I woke up this morning with a rumbly stomach. Since breakfast is my favorite meal and I don't do well without eating it, I became a little grumpy when I remembered that it was fast Sunday and I would be going without. I began to think about why I was fasting and how much I really didn't enjoy doing it. In my head, I was really rebellious. I DID NOT want to fast!
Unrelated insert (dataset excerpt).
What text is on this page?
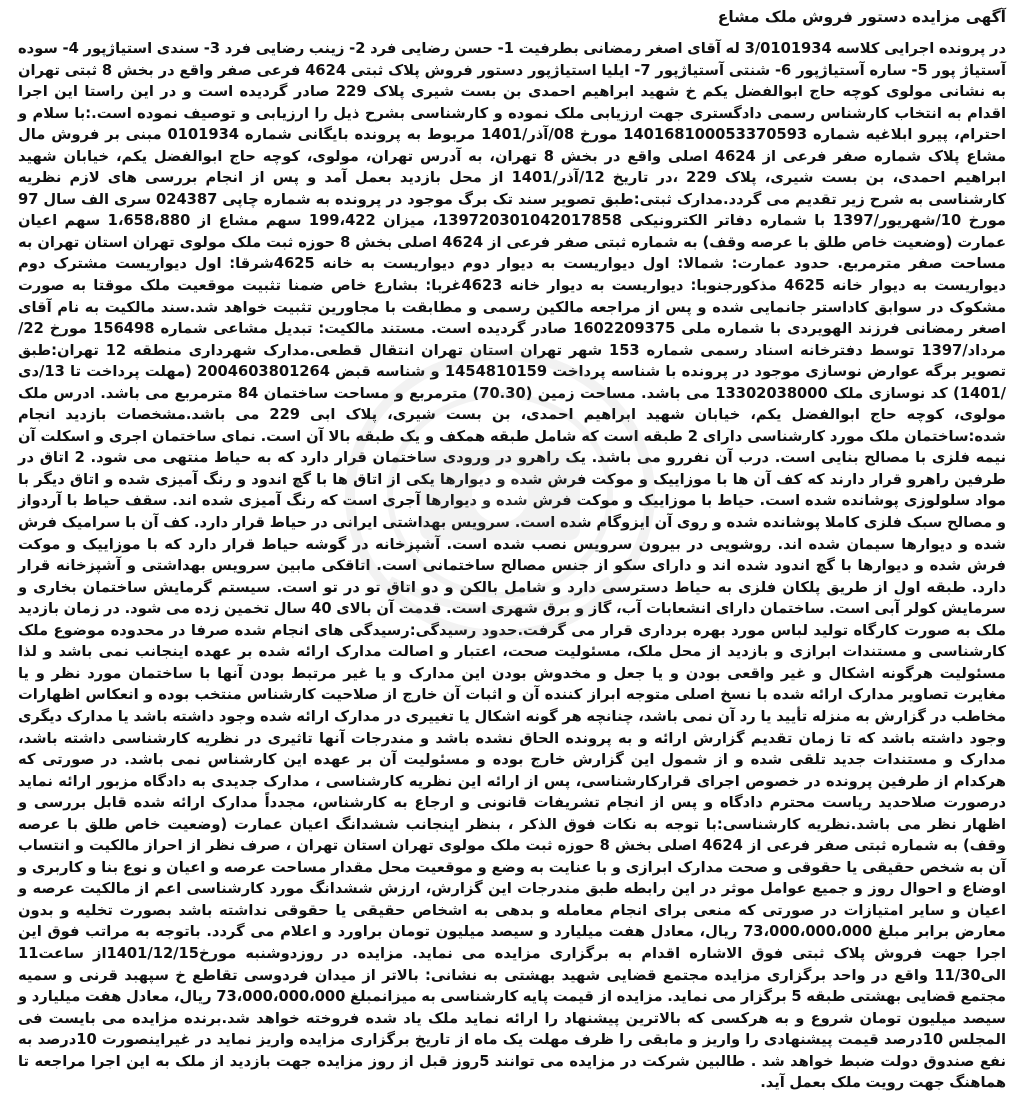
آگهی مزایده دستور فروش ملک مشاع

در پرونده اجرایی کلاسه 3/0101934 له آقای اصغر رمضانی بطرفیت 1- حسن رضایی فرد 2- زینب رضایی فرد 3- سندی استیاژپور 4- سوده آستیاژ پور 5- ساره آستیاژپور 6- شنتی آستیاژپور 7- ایلیا استیاژپور دستور فروش پلاک ثبتی 4624 فرعی صفر واقع در بخش 8 ثبتی تهران به نشانی مولوی کوچه حاج ابوالفضل یکم خ شهید ابراهیم احمدی بن بست شیری پلاک 229 صادر گردیده است و در این راستا این اجرا اقدام به انتخاب کارشناس رسمی دادگستری جهت ارزیابی ملک نموده و کارشناسی بشرح ذیل را ارزیابی و توصیف نموده است.:با سلام و احترام، پیرو ابلاغیه شماره 140168100053370593 مورخ 08/آذر/1401 مربوط به پرونده بایگانی شماره 0101934 مبنی بر فروش مال مشاع پلاک شماره صفر فرعی از 4624 اصلی واقع در بخش 8 تهران، به آدرس تهران، مولوی، کوچه حاج ابوالفضل یکم، خیابان شهید ابراهیم احمدی، بن بست شیری، پلاک 229 ،در تاریخ 12/آذر/1401 از محل بازدید بعمل آمد و پس از انجام بررسی های لازم نظریه کارشناسی به شرح زیر تقدیم می گردد.مدارک ثبتی:طبق تصویر سند تک برگ موجود در پرونده به شماره چاپی 024387 سری الف سال 97 مورخ 10/شهریور/1397 با شماره دفاتر الکترونیکی 139720301042017858، میزان 199،422 سهم مشاع از 1،658،880 سهم اعیان عمارت (وضعیت خاص طلق با عرصه وقف) به شماره ثبتی صفر فرعی از 4624 اصلی بخش 8 حوزه ثبت ملک مولوی تهران استان تهران به مساحت صفر مترمربع. حدود عمارت: شمالا: اول دیواریست به دیوار دوم دیواریست به خانه 4625شرقا: اول دیواریست مشترک دوم دیواریست به دیوار خانه 4625 مذکورجنوبا: دیواریست به دیوار خانه 4623غربا: بشارع خاص ضمنا تثبیت موقعیت ملک موقتا به صورت مشکوک در سوابق کاداستر جانمایی شده و پس از مراجعه مالکین رسمی و مطابقت با مجاورین تثبیت خواهد شد.سند مالکیت به نام آقای اصغر رمضانی فرزند الهویردی با شماره ملی 1602209375 صادر گردیده است. مستند مالکیت: تبدیل مشاعی شماره 156498 مورخ 22/مرداد/1397 توسط دفترخانه اسناد رسمی شماره 153 شهر تهران استان تهران انتقال قطعی.مدارک شهرداری منطقه 12 تهران:طبق تصویر برگه عوارض نوسازی موجود در پرونده با شناسه پرداخت 1454810159 و شناسه قبض 2004603801264 (مهلت پرداخت تا 13/دی /1401) کد نوسازی ملک 13302038000 می باشد. مساحت زمین (70.30) مترمربع و مساحت ساختمان 84 مترمربع می باشد. ادرس ملک مولوی، کوچه حاج ابوالفضل یکم، خیابان شهید ابراهیم احمدی، بن بست شیری، پلاک ابی 229 می باشد.مشخصات بازدید انجام شده:ساختمان ملک مورد کارشناسی دارای 2 طبقه است که شامل طبقه همکف و یک طبقه بالا آن است. نمای ساختمان اجری و اسکلت آن نیمه فلزی با مصالح بنایی است. درب آن نفررو می باشد. یک راهرو در ورودی ساختمان قرار دارد که به حیاط منتهی می شود. 2 اتاق در طرفین راهرو قرار دارند که کف آن ها با موزاییک و موکت فرش شده و دیوارها یکی از اتاق ها با گچ اندود و رنگ آمیزی شده و اتاق دیگر با مواد سلولوزی پوشانده شده است. حیاط با موزاییک و موکت فرش شده و دیوارها آجری است که رنگ آمیزی شده اند. سقف حیاط با آردواز و مصالح سبک فلزی کاملا پوشانده شده و روی آن ایزوگام شده است. سرویس بهداشتی ایرانی در حیاط قرار دارد. کف آن با سرامیک فرش شده و دیوارها سیمان شده اند. روشویی در بیرون سرویس نصب شده است. آشپزخانه در گوشه حیاط قرار دارد که با موزاییک و موکت فرش شده و دیوارها با گچ اندود شده اند و دارای سکو از جنس مصالح ساختمانی است. اتاقکی مابین سرویس بهداشتی و آشپزخانه قرار دارد. طبقه اول از طریق پلکان فلزی به حیاط دسترسی دارد و شامل بالکن و دو اتاق تو در تو است. سیستم گرمایش ساختمان بخاری و سرمایش کولر آبی است. ساختمان دارای انشعابات آب، گاز و برق شهری است. قدمت آن بالای 40 سال تخمین زده می شود. در زمان بازدید ملک به صورت کارگاه تولید لباس مورد بهره برداری قرار می گرفت.حدود رسیدگی:رسیدگی های انجام شده صرفا در محدوده موضوع ملک کارشناسی و مستندات ابرازی و بازدید از محل ملک، مسئولیت صحت، اعتبار و اصالت مدارک ارائه شده بر عهده اینجانب نمی باشد و لذا مسئولیت هرگونه اشکال و غیر واقعی بودن و یا جعل و مخدوش بودن این مدارک و یا غیر مرتبط بودن آنها با ساختمان مورد نظر و یا مغایرت تصاویر مدارک ارائه شده با نسخ اصلی متوجه ابراز کننده آن و اثبات آن خارج از صلاحیت کارشناس منتخب بوده و انعکاس اظهارات مخاطب در گزارش به منزله تأیید یا رد آن نمی باشد، چنانچه هر گونه اشکال یا تغییری در مدارک ارائه شده وجود داشته باشد یا مدارک دیگری وجود داشته باشد که تا زمان تقدیم گزارش ارائه و به پرونده الحاق نشده باشد و مندرجات آنها تاثیری در نظریه کارشناسی داشته باشد، مدارک و مستندات جدید تلقی شده و از شمول این گزارش خارج بوده و مسئولیت آن بر عهده این کارشناس نمی باشد. در صورتی که هرکدام از طرفین پرونده در خصوص اجرای قرارکارشناسی، پس از ارائه این نظریه کارشناسی ، مدارک جدیدی به دادگاه مزبور ارائه نماید درصورت صلاحدید ریاست محترم دادگاه و پس از انجام تشریفات قانونی و ارجاع به کارشناس، مجدداً مدارک ارائه شده قابل بررسی و اظهار نظر می باشد.نظریه کارشناسی:با توجه به نکات فوق الذکر ، بنظر اینجانب ششدانگ اعیان عمارت (وضعیت خاص طلق با عرصه وقف) به شماره ثبتی صفر فرعی از 4624 اصلی بخش 8 حوزه ثبت ملک مولوی تهران استان تهران ، صرف نظر از احراز مالکیت و انتساب آن به شخص حقیقی یا حقوقی و صحت مدارک ابرازی و با عنایت به وضع و موقعیت محل مقدار مساحت عرصه و اعیان و نوع بنا و کاربری و اوضاع و احوال روز و جمیع عوامل موثر در این رابطه طبق مندرجات این گزارش، ارزش ششدانگ مورد کارشناسی اعم از مالکیت عرصه و اعیان و سایر امتیازات در صورتی که منعی برای انجام معامله و بدهی به اشخاص حقیقی یا حقوقی نداشته باشد بصورت تخلیه و بدون معارض برابر مبلغ 73،000،000،000 ریال، معادل هفت میلیارد و سیصد میلیون تومان براورد و اعلام می گردد. باتوجه به مراتب فوق این اجرا جهت فروش پلاک ثبتی فوق الاشاره اقدام به برگزاری مزایده می نماید. مزایده در روزدوشنبه مورخ1401/12/15از ساعت11 الی11/30 واقع در واحد برگزاری مزایده مجتمع قضایی شهید بهشتی به نشانی: بالاتر از میدان فردوسی تقاطع خ سپهبد قرنی و سمیه مجتمع قضایی بهشتی طبقه 5 برگزار می نماید. مزایده از قیمت پایه کارشناسی به میزانمبلغ 73،000،000،000 ریال، معادل هفت میلیارد و سیصد میلیون تومان شروع و به هرکسی که بالاترین پیشنهاد را ارائه نماید ملک یاد شده فروخته خواهد شد.برنده مزایده می بایست فی المجلس 10درصد قیمت پیشنهادی را واریز و مابقی را ظرف مهلت یک ماه از تاریخ برگزاری مزایده واریز نماید در غیراینصورت 10درصد به نفع صندوق دولت ضبط خواهد شد . طالبین شرکت در مزایده می توانند 5روز قبل از روز مزایده جهت بازدید از ملک به این اجرا مراجعه تا هماهنگ جهت رویت ملک بعمل آید.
I don't know quite when the change occurred, but I think it was when I had the thought that fasting is one way we give up something carnal (aka: worldly) for something spiritual. I have recently been learning a lot about Mosiah 3:19..."For the natural man is an enemy to God..." (What a deep and meaty verse!) and pondering about what it means to be more selfless and changing my will to be God's will. I believe the Spirit worked with and connected to what I had recently been learning to teach me about why I should fast. I didn't immediatly understand about fasting, but I went from being grumpy and rebellious to determined and ready to "experiment upon the word." I had been taught that fasting without prayer was equivalent to starving and served no real purpose, so I said a quick prayer. Nope, it wasn't a prayer about anything spiritual like it should have been. It was simply a prayer in my heart that Father would get me through the hunger. And off to church I went.
Sacrament meeting was mostly about entertaining Emmalee while trying to catch the words of testimonies being born. It wasn't until a sweet Grandpa got up and bore his testimony that the Spirit taught me again and I was brought to tears. This man expressed his love for his sick wife and then told a story about the Savior. He was humble and the Spirit worked through him. He told the story about the man who came to the disciples asking them to heal his son. They couldn't do it, so He went to the Savior. The Savior asked him if he believed. He said he did, but then, after thinking further, replied, "Help Thou mine unbelief." Wasn't that what I had been asking this morning...help Thou mine unbelief in the law of the fast? At that moment, I knew I needed to share my testimony of the Savior as well.
The next hour brought Primary. As a counselor in the Primary presidency I have the opportunity to teach Sharing Time. Today, I was teaching the children why Jesus Christ is our Savior. I began by showing 3 pictures of the Savior's life...the Garden of Gethsemane, the Crucifixion, and the Resurrection. Instead of reading the actual verses, I told the stories. (This was Junior primary. Telling scriptures is better than reading for these little ones.) With each story, a change came over the children. The listened and watched and were interested in these events of the Savior's life. By the end of the third story, it was so quiet that you didn't want to breathe for fear of breaking the moment. The Spirit was strong and the children were learning. I took a moment to tell them that the warm feelings and the quiet in the room were from the Spirit. I bore my testimony that Jesus Christ is our Savior and these events in His life provide the way for us to get back home to Heavenly Father. He is the only way. They actually heard, and more importantly, they FELT!
Exit Junior primary to classes and enter Senior primary. After a wild singing time and only 10 minutes of Primary left, the Senior primary feeling restless and talkative, it was my turn to teach again. The thought came to shorten my lesson and just tell the same 3 stories again. Because these kiddos were older, I added details about the Savior and the Atonement that I omitted for the Junior primary. Again, the transformation was astounding. They were glued...listening, asking questions, and understanding. And again, the Spirit was thick and the moment quiet.
Back to my experiment concerning fasting. I was shown that when I give up food on fast Sunday, I am nourished spiritually instead. And not just nourished, but filled to overflowing. I learned that when I am spiritually fed, I can be used as an instrument in the Lord's hands to feed others. I learned that Father does care if I fast, and the Savior is willing to help me through the physical discomfort so I can receive the blessings. I learned that Father hears my silly prayers. I learned that I have to give of myself to truly receive. I learned that turning my will over and letting go of my "natural man" put me in greater harmony with the Spirit. I learned that Father teaches me when I ask questions, and He does so in a way that I will understand. I gained a testimony of the law of the fast today. I am grateful!